Deer Hunter’ın tarihi bundan yıllar önceye dayanıyor. 2003’te başlayan dizide
son halkaya geliniyor ve yine dağlarda geyik ve bilimum küçük hayvanatı
avlamaktan başka bir şey yapmamaya devam ediyoruz. Serinin bu son oyununun
öncekilerden farkı; oyun alanının biraz daha genişlemiş olması,
avlayabileceğimiz canlı türü sayısının artması ve yeni alanların eklenmiş
olması. Tabi oyunun bundan önceki 2003 ve 2004 versiyonlarına aşina değilseniz
oyundaki bu yeni eklenti size çok fazla bir şey ifade etmeyebilir, hatta oyunla
ilk kez tanışacaksanız bu artıyı hissetmeyeceğinizden emin bile olabilirsiniz.
Neden olarak da yeterli görünümün ve olması gereken sayıdaki canlı
çeşitliliğinin bana gayet normal görünmüş olmasını örnek gösterebilirim.
Oyundaki hayvanların görünümleri ve onlara ait bilgiler bir hayli detaylı
olduğundan da bahsetmek gerekli. Bu iki bağlamda da dengeli bir yapıya sahip
olduğundan bahsedilebilir Deer Hunter’in; yalnız, her şey bununla sınırlı değil
doğal olarak.
Oyunu kıyaslayabilmek, daha doğrusu kendisini size daha iyi örnekleyebilmek için
yine yakın geçmişte piyasalarda vuku bulmuş In-Fisherman oyununu örnek
göstereceğim. Birbirine benzer görünümlere sahipler, ve Fisherman’ı oynamışsanız
Deer Hunter hakkında da fikir yürütmeniz mümkün. Oyuna bir karakter yaratarak
başlıyorsunuz ve ardından da karşılaştığınız oyun modlarından birini vurarak,,,
pardon seçerek yemyeşil dağlarda ve geniş ovalarda avcılık sporunun
inceliklerini icra etmeye çalışıyorsunuz. Başlangıçta karakterinizi oluşturmak
için bolca alternatife sahipsiniz. Oyundaki kişilerden birini seçtikten sonra
çeşitli farklılıklarla dizayn edilmiş kıyafetlerle donatıyorsunuz ve onun
görselliğini ortaya çıkarıyorsunuz. Ardından da ortalama bir büyüklükteki
yelpazeye sahip olan silah ekranından beğendiklerinizi seçerek kendinizi dağlara
vuruyorsunuz. Silahlar arasında beğeninize sunulan etkili sniper tüfekler,
pompalılar var. Yanınıza alacağınız araç gereçler bununla sınırlı değil elbette.

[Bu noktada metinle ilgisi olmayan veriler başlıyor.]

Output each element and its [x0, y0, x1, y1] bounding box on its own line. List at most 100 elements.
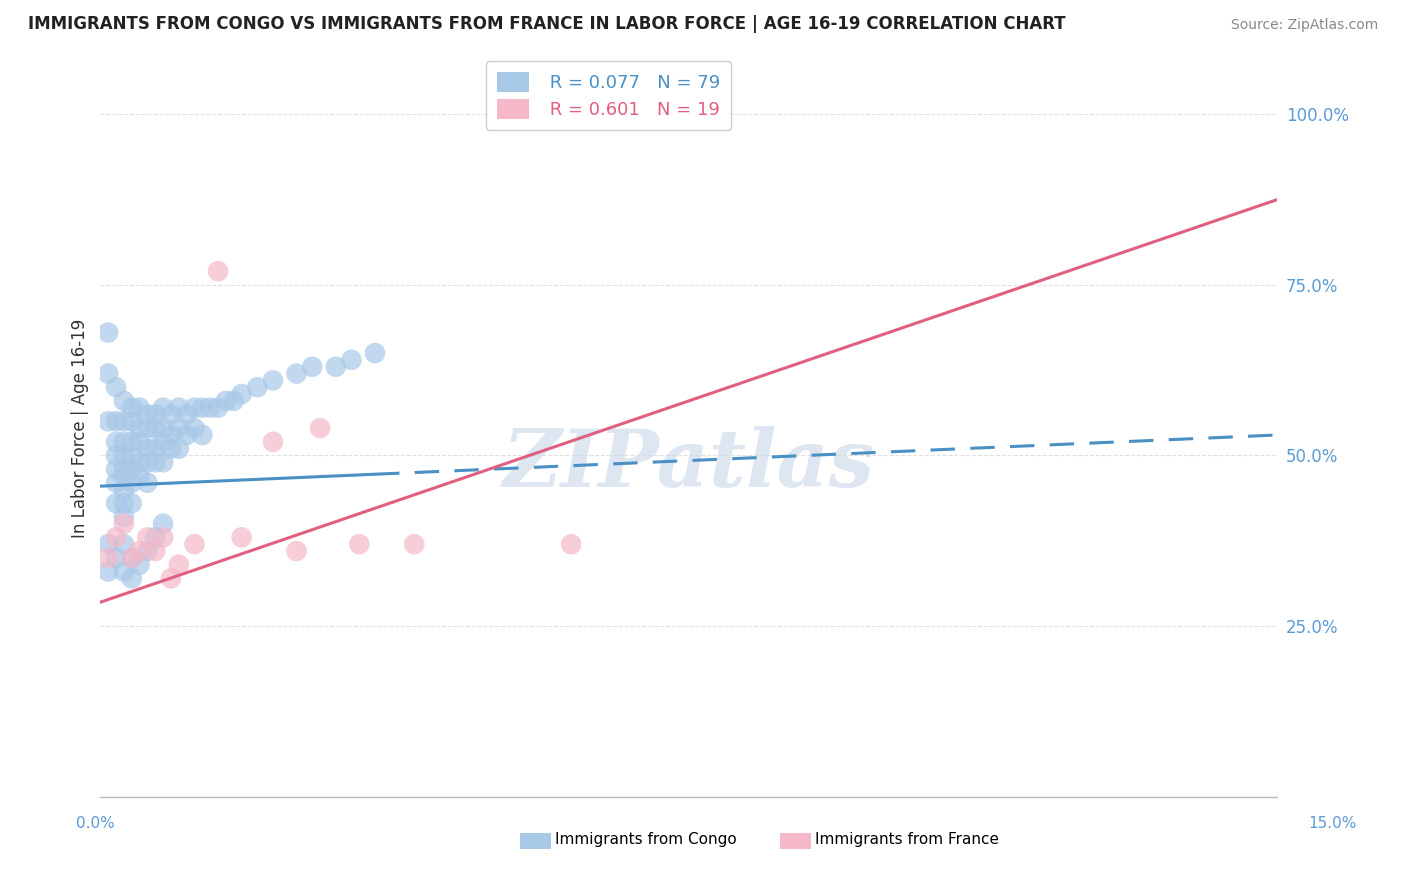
Point — [128, 421, 150, 435]
Point — [121, 449, 143, 463]
Point — [340, 352, 363, 367]
Point — [231, 530, 253, 544]
Point — [215, 393, 238, 408]
Point — [285, 544, 308, 558]
Point — [105, 475, 128, 490]
Text: IMMIGRANTS FROM CONGO VS IMMIGRANTS FROM FRANCE IN LABOR FORCE | AGE 16-19 CORRE: IMMIGRANTS FROM CONGO VS IMMIGRANTS FROM… — [28, 14, 1066, 32]
Point — [325, 359, 347, 374]
Point — [121, 434, 143, 449]
Point — [176, 428, 198, 442]
Point — [105, 496, 128, 510]
Point — [128, 434, 150, 449]
Point — [136, 455, 159, 469]
Point — [167, 401, 190, 415]
Point — [112, 414, 135, 428]
Legend:  R = 0.077   N = 79,  R = 0.601   N = 19: R = 0.077 N = 79, R = 0.601 N = 19 — [486, 62, 731, 130]
Point — [121, 475, 143, 490]
Point — [160, 442, 183, 456]
Point — [112, 565, 135, 579]
Point — [136, 475, 159, 490]
Point — [404, 537, 426, 551]
Point — [160, 408, 183, 422]
Point — [136, 530, 159, 544]
Point — [121, 496, 143, 510]
Y-axis label: In Labor Force | Age 16-19: In Labor Force | Age 16-19 — [72, 318, 89, 538]
Point — [112, 462, 135, 476]
Point — [112, 469, 135, 483]
Point — [112, 434, 135, 449]
Point — [285, 367, 308, 381]
Point — [121, 414, 143, 428]
Point — [121, 550, 143, 565]
Point — [136, 408, 159, 422]
Point — [97, 326, 120, 340]
Point — [112, 393, 135, 408]
Point — [97, 550, 120, 565]
Point — [105, 434, 128, 449]
Point — [152, 401, 174, 415]
Point — [262, 373, 284, 387]
Point — [136, 442, 159, 456]
Point — [112, 516, 135, 531]
Point — [121, 571, 143, 585]
Point — [105, 380, 128, 394]
Point — [176, 408, 198, 422]
Point — [105, 462, 128, 476]
Point — [143, 408, 166, 422]
Point — [105, 550, 128, 565]
Point — [183, 401, 205, 415]
Point — [167, 442, 190, 456]
Point — [364, 346, 387, 360]
Point — [105, 414, 128, 428]
Point — [207, 401, 229, 415]
Text: 0.0%: 0.0% — [76, 816, 115, 830]
Point — [152, 516, 174, 531]
Point — [143, 442, 166, 456]
Text: ZIPatlas: ZIPatlas — [503, 426, 875, 504]
Point — [152, 421, 174, 435]
Point — [200, 401, 222, 415]
Point — [152, 434, 174, 449]
Point — [136, 544, 159, 558]
Point — [309, 421, 332, 435]
Point — [143, 544, 166, 558]
Point — [167, 421, 190, 435]
Point — [112, 509, 135, 524]
Point — [97, 565, 120, 579]
Point — [167, 558, 190, 572]
Point — [128, 558, 150, 572]
Point — [128, 455, 150, 469]
Point — [231, 387, 253, 401]
Point — [152, 455, 174, 469]
Point — [97, 367, 120, 381]
Point — [128, 544, 150, 558]
Point — [97, 414, 120, 428]
Point — [105, 449, 128, 463]
Point — [143, 455, 166, 469]
Point — [143, 530, 166, 544]
Point — [143, 421, 166, 435]
Point — [560, 537, 582, 551]
Point — [183, 537, 205, 551]
Point — [121, 462, 143, 476]
Point — [97, 537, 120, 551]
Point — [128, 469, 150, 483]
Point — [152, 530, 174, 544]
Point — [301, 359, 323, 374]
Point — [160, 571, 183, 585]
Point — [112, 537, 135, 551]
Point — [191, 401, 214, 415]
Point — [246, 380, 269, 394]
Point — [121, 401, 143, 415]
Point — [183, 421, 205, 435]
Point — [136, 421, 159, 435]
Text: Source: ZipAtlas.com: Source: ZipAtlas.com — [1230, 18, 1378, 31]
Text: Immigrants from Congo: Immigrants from Congo — [555, 831, 737, 847]
Point — [222, 393, 245, 408]
Point — [349, 537, 371, 551]
Point — [160, 428, 183, 442]
Point — [105, 530, 128, 544]
Point — [112, 483, 135, 497]
Point — [112, 496, 135, 510]
Text: 15.0%: 15.0% — [1309, 816, 1357, 830]
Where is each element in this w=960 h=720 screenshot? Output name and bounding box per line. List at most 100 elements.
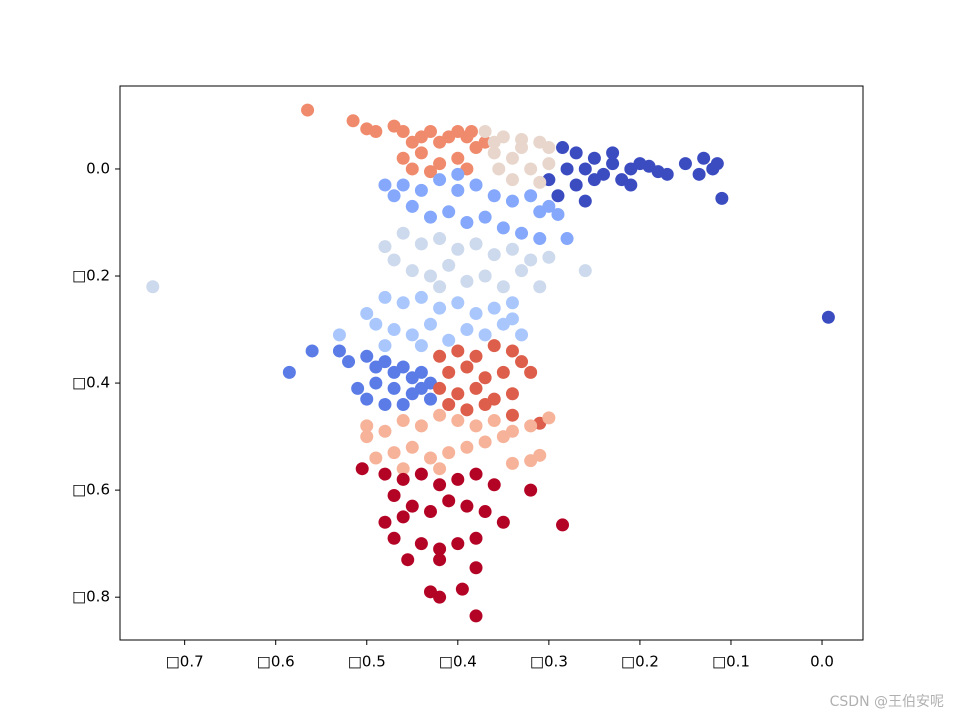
point <box>433 478 447 492</box>
point <box>396 360 410 374</box>
point <box>492 162 506 176</box>
point <box>396 226 410 240</box>
point <box>478 124 492 138</box>
point <box>587 173 601 187</box>
point <box>396 414 410 428</box>
point <box>560 162 574 176</box>
point <box>414 365 428 379</box>
point <box>433 381 447 395</box>
point <box>451 296 465 310</box>
point <box>487 414 501 428</box>
point <box>414 237 428 251</box>
point <box>405 162 419 176</box>
point <box>396 124 410 138</box>
point <box>442 365 456 379</box>
point <box>505 151 519 165</box>
point <box>414 290 428 304</box>
point <box>351 381 365 395</box>
point <box>487 339 501 353</box>
point <box>433 590 447 604</box>
point <box>332 344 346 358</box>
point <box>346 114 360 128</box>
point <box>378 467 392 481</box>
point <box>455 582 469 596</box>
x-tick-label: □0.4 <box>439 653 477 671</box>
point <box>578 264 592 278</box>
point <box>515 141 529 155</box>
point <box>524 419 538 433</box>
point <box>460 274 474 288</box>
point <box>556 141 570 155</box>
point <box>692 167 706 181</box>
point <box>578 194 592 208</box>
point <box>505 344 519 358</box>
point <box>433 408 447 422</box>
point <box>478 397 492 411</box>
point <box>469 609 483 623</box>
point <box>478 269 492 283</box>
point <box>469 349 483 363</box>
point <box>505 296 519 310</box>
point <box>360 349 374 363</box>
point <box>460 360 474 374</box>
point <box>515 355 529 369</box>
point <box>387 531 401 545</box>
point <box>478 135 492 149</box>
point <box>433 157 447 171</box>
point <box>697 151 711 165</box>
point <box>442 494 456 508</box>
point <box>469 178 483 192</box>
point <box>301 103 315 117</box>
point <box>505 387 519 401</box>
point <box>560 232 574 246</box>
point <box>433 173 447 187</box>
point <box>505 242 519 256</box>
point <box>569 146 583 160</box>
x-tick-label: □0.3 <box>530 653 568 671</box>
point <box>496 365 510 379</box>
point <box>423 165 437 179</box>
point <box>505 456 519 470</box>
point <box>433 349 447 363</box>
point <box>524 253 538 267</box>
y-tick-label: □0.4 <box>72 374 110 392</box>
point <box>378 290 392 304</box>
point <box>821 310 835 324</box>
point <box>451 242 465 256</box>
point <box>433 301 447 315</box>
point <box>469 306 483 320</box>
point <box>442 446 456 460</box>
x-tick-label: □0.6 <box>257 653 295 671</box>
point <box>360 392 374 406</box>
point <box>542 141 556 155</box>
point <box>478 328 492 342</box>
point <box>505 408 519 422</box>
point <box>533 175 547 189</box>
point <box>460 403 474 417</box>
point <box>524 189 538 203</box>
y-tick-label: □0.2 <box>72 267 110 285</box>
y-tick-label: 0.0 <box>86 159 110 177</box>
point <box>451 537 465 551</box>
point <box>405 264 419 278</box>
point <box>146 280 160 294</box>
point <box>369 124 383 138</box>
point <box>460 499 474 513</box>
point <box>396 472 410 486</box>
point <box>423 505 437 519</box>
point <box>396 296 410 310</box>
point <box>305 344 319 358</box>
point <box>556 518 570 532</box>
point <box>678 157 692 171</box>
point <box>414 381 428 395</box>
point <box>423 317 437 331</box>
point <box>487 135 501 149</box>
point <box>524 483 538 497</box>
point <box>396 151 410 165</box>
point <box>578 162 592 176</box>
point <box>515 328 529 342</box>
point <box>533 448 547 462</box>
point <box>606 146 620 160</box>
point <box>369 317 383 331</box>
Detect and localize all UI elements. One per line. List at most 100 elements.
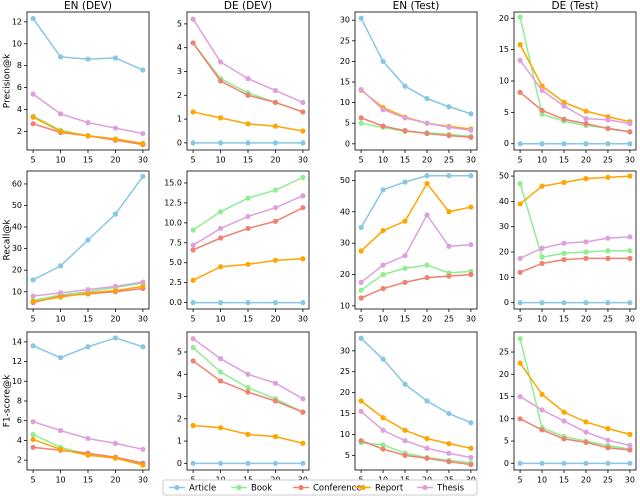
marker <box>424 120 430 126</box>
y-tick-label: 6 <box>17 416 22 425</box>
y-tick-label: 1 <box>177 437 182 446</box>
marker <box>605 117 611 123</box>
marker <box>112 211 119 217</box>
marker <box>57 128 64 134</box>
series: Article <box>190 460 306 466</box>
y-tick-label: 30 <box>340 16 350 25</box>
marker <box>627 129 633 135</box>
marker <box>446 243 452 249</box>
series: Article <box>30 335 146 361</box>
panel-title: EN (Test) <box>393 0 440 12</box>
marker <box>217 209 224 215</box>
marker <box>30 436 36 443</box>
y-tick-label: 7.5 <box>169 238 182 247</box>
marker <box>605 426 611 432</box>
marker <box>539 183 545 189</box>
marker <box>112 288 119 294</box>
x-tick-label: 10 <box>55 156 65 165</box>
y-tick-label: 3 <box>177 392 182 401</box>
marker <box>561 460 567 466</box>
marker <box>217 300 224 306</box>
x-tick-label: 10 <box>537 156 547 165</box>
marker <box>583 419 589 425</box>
x-tick-label: 10 <box>537 315 547 324</box>
x-tick-label: 5 <box>518 476 523 485</box>
y-tick-label: 50 <box>340 176 350 185</box>
marker <box>272 380 279 386</box>
marker <box>358 120 364 126</box>
y-axis-label: Recall@k <box>3 219 13 261</box>
marker <box>583 108 589 114</box>
marker <box>217 378 224 384</box>
x-tick-label: 30 <box>138 315 148 324</box>
series: Thesis <box>30 91 146 137</box>
marker <box>627 447 633 453</box>
marker <box>140 140 146 147</box>
marker <box>583 116 589 122</box>
x-tick-label: 20 <box>110 156 120 165</box>
legend-box <box>162 479 478 496</box>
marker <box>446 459 452 465</box>
legend-marker <box>360 484 366 491</box>
x-tick-label: 5 <box>31 315 36 324</box>
series: Conference <box>190 205 306 253</box>
marker <box>245 431 251 437</box>
marker <box>402 438 408 444</box>
series: Report <box>517 173 633 207</box>
marker <box>300 205 306 211</box>
series: Conference <box>358 438 474 468</box>
marker <box>605 235 611 241</box>
marker <box>245 371 251 377</box>
y-tick-label: 5 <box>345 451 350 460</box>
marker <box>57 446 64 452</box>
marker <box>583 255 589 261</box>
y-tick-label: 3 <box>177 67 182 76</box>
marker <box>300 300 306 306</box>
marker <box>627 255 633 261</box>
marker <box>539 391 545 397</box>
marker <box>539 245 545 251</box>
y-tick-label: 4 <box>177 43 182 52</box>
y-tick-label: 20 <box>12 266 22 275</box>
legend-marker <box>236 484 242 491</box>
marker <box>358 335 364 341</box>
line <box>519 236 630 260</box>
series: Article <box>30 15 146 73</box>
marker <box>217 425 224 431</box>
series: Conference <box>517 89 633 135</box>
marker <box>446 124 452 130</box>
legend-label: Thesis <box>436 484 465 494</box>
y-tick-label: 10 <box>12 377 22 386</box>
x-tick-label: 10 <box>55 476 65 485</box>
series: Conference <box>358 271 474 301</box>
marker <box>468 173 474 179</box>
x-tick-label: 10 <box>378 156 388 165</box>
x-tick-label: 10 <box>215 315 225 324</box>
marker <box>539 300 545 306</box>
series: Report <box>358 398 474 451</box>
marker <box>517 460 523 466</box>
line <box>519 418 630 451</box>
marker <box>217 78 224 84</box>
marker <box>30 298 36 305</box>
marker <box>424 455 430 461</box>
marker <box>140 446 146 452</box>
x-tick-label: 5 <box>359 315 364 324</box>
marker <box>245 460 251 466</box>
line <box>519 44 631 123</box>
marker <box>190 16 196 22</box>
series: Book <box>358 262 474 293</box>
marker <box>245 140 251 146</box>
marker <box>380 271 386 278</box>
marker <box>424 262 430 268</box>
panel-title: DE (Test) <box>552 0 599 12</box>
panel-title: DE (DEV) <box>224 0 272 12</box>
marker <box>112 136 119 142</box>
line <box>360 117 471 138</box>
marker <box>358 248 364 254</box>
series: Thesis <box>30 279 146 299</box>
marker <box>424 275 430 281</box>
marker <box>583 141 589 147</box>
y-tick-label: 10 <box>12 287 22 296</box>
marker <box>539 260 545 267</box>
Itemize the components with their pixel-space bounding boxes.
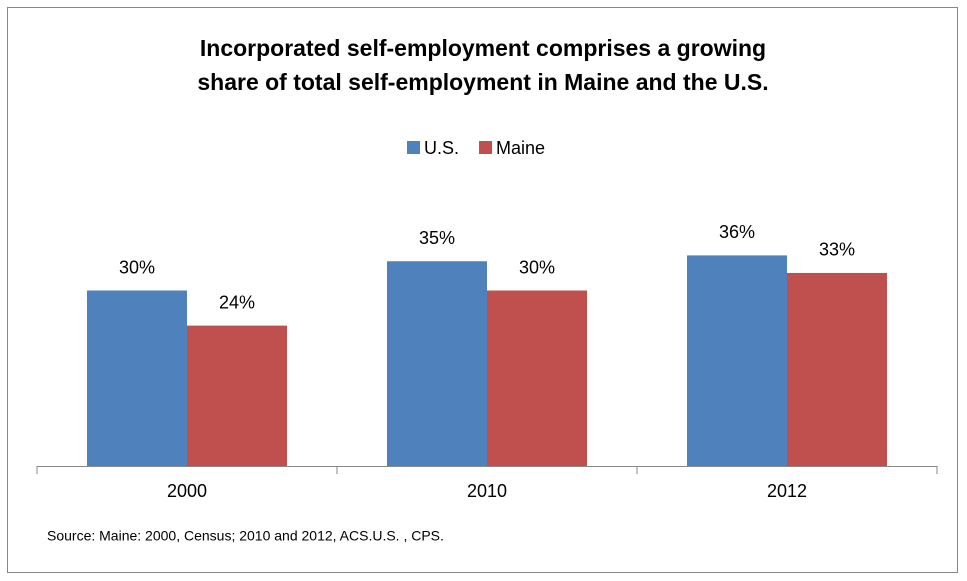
legend-swatch — [479, 141, 493, 154]
x-tick-label: 2000 — [167, 481, 207, 501]
bar — [787, 272, 887, 466]
bar — [387, 261, 487, 466]
data-label: 35% — [419, 228, 455, 248]
legend-swatch — [407, 141, 420, 154]
data-label: 24% — [219, 292, 255, 312]
data-label: 30% — [519, 257, 555, 277]
source-note: Source: Maine: 2000, Census; 2010 and 20… — [47, 528, 444, 544]
bar — [187, 325, 287, 466]
data-label: 36% — [719, 222, 755, 242]
bar — [487, 290, 587, 466]
x-tick-label: 2012 — [767, 481, 807, 501]
chart-title: share of total self-employment in Maine … — [197, 69, 768, 95]
x-tick-label: 2010 — [467, 481, 507, 501]
legend-label: Maine — [496, 138, 545, 158]
bar — [687, 255, 787, 466]
bar — [87, 290, 187, 466]
data-label: 33% — [819, 240, 855, 260]
data-label: 30% — [119, 257, 155, 277]
chart-title: Incorporated self-employment comprises a… — [200, 35, 766, 61]
legend-label: U.S. — [424, 138, 459, 158]
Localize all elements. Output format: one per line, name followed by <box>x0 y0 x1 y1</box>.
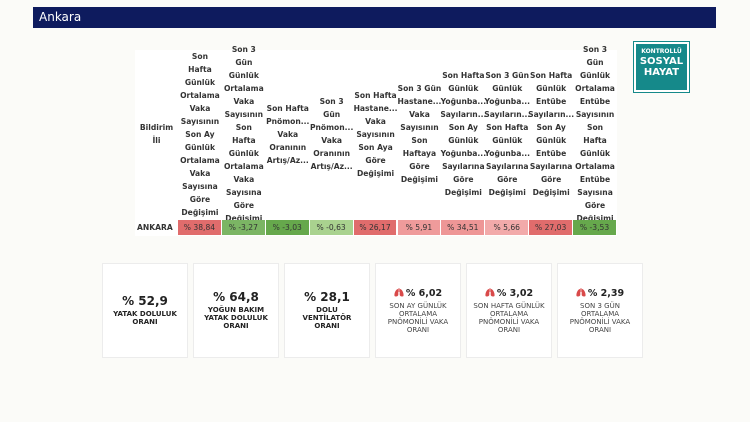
table-cell: % -3,53 <box>573 220 616 235</box>
header-title: Ankara <box>33 7 716 28</box>
table: Bildirim İli Son Hafta Günlük Ortalama Va… <box>135 45 617 236</box>
kpi-card: % 2,39 SON 3 GÜN ORTALAMA PNÖMONİLİ VAKA … <box>557 263 643 358</box>
column-header: Son 3 Gün Günlük Ortalama Entübe Sayısın… <box>575 45 615 223</box>
column-header: Son 3 Gün Pnömon... Vaka Oranının Artış/… <box>309 97 354 171</box>
table-cell: ANKARA <box>137 223 173 232</box>
kpi-card: % 52,9 YATAK DOLULUK ORANI <box>102 263 188 358</box>
table-cell: % 5,91 <box>397 220 441 235</box>
card-value-text: % 28,1 <box>304 290 350 304</box>
card-value: % 2,39 <box>576 287 624 300</box>
table-cell: % -3,27 <box>221 220 265 235</box>
logo-text: KONTROLLÜ <box>641 48 682 55</box>
card-label: YATAK DOLULUK ORANI <box>113 310 177 326</box>
lung-icon <box>576 288 586 297</box>
table-cell: % 34,51 <box>441 220 485 235</box>
column-header: Son Hafta Pnömon... Vaka Oranının Artış/… <box>266 103 310 165</box>
kpi-card: % 28,1 DOLU VENTİLATÖR ORANI <box>284 263 370 358</box>
table-cell: % -0,63 <box>309 220 353 235</box>
card-value-text: % 3,02 <box>496 288 534 299</box>
kpi-card: % 6,02 SON AY GÜNLÜK ORTALAMA PNÖMONİLİ V… <box>375 263 461 358</box>
table-cell: % -3,03 <box>265 220 309 235</box>
table-cell: % 38,84 <box>178 220 221 235</box>
logo: KONTROLLÜ SOSYAL HAYAT <box>633 41 690 93</box>
card-value: % 64,8 <box>213 291 259 304</box>
table-cell: % 27,03 <box>529 220 573 235</box>
column-header: Son Hafta Günlük Ortalama Vaka Sayısının… <box>180 51 220 217</box>
card-value: % 3,02 <box>485 287 533 300</box>
card-label: DOLU VENTİLATÖR ORANI <box>302 306 352 330</box>
card-value-text: % 2,39 <box>587 288 625 299</box>
column-header: Bildirim İli <box>139 123 174 145</box>
kpi-card: % 64,8 YOĞUN BAKIM YATAK DOLULUK ORANI <box>193 263 279 358</box>
column-header: Son 3 Gün Günlük Yoğunba... Sayıların...… <box>484 71 531 197</box>
column-header: Son Hafta Günlük Entübe Sayıların... Son… <box>528 71 575 197</box>
column-header: Son 3 Gün Günlük Ortalama Vaka Sayısının… <box>223 45 264 223</box>
card-value-text: % 64,8 <box>213 290 259 304</box>
column-header: Son Hafta Günlük Yoğunba... Sayıların...… <box>440 71 487 197</box>
card-label: YOĞUN BAKIM YATAK DOLULUK ORANI <box>204 306 268 330</box>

Bulunduğunuz yere ait bir harita, pusula, bilgisayarlı pusula, düdük ve at(?)
her zaman sizinle beraber. Evet, altınızda yorulmak nedir bilmeyen düldülünüz
var ve uzun mesafelerde fazlasıyla yararı dokunuyor. Koşarken veya yürürken
toprağa bastığında ve kendinden çıkan hırlama sesleri hayli gerçekçi. Ekranda da
kafası görünüyor, elinizi uzatıp sevesiniz geliyor.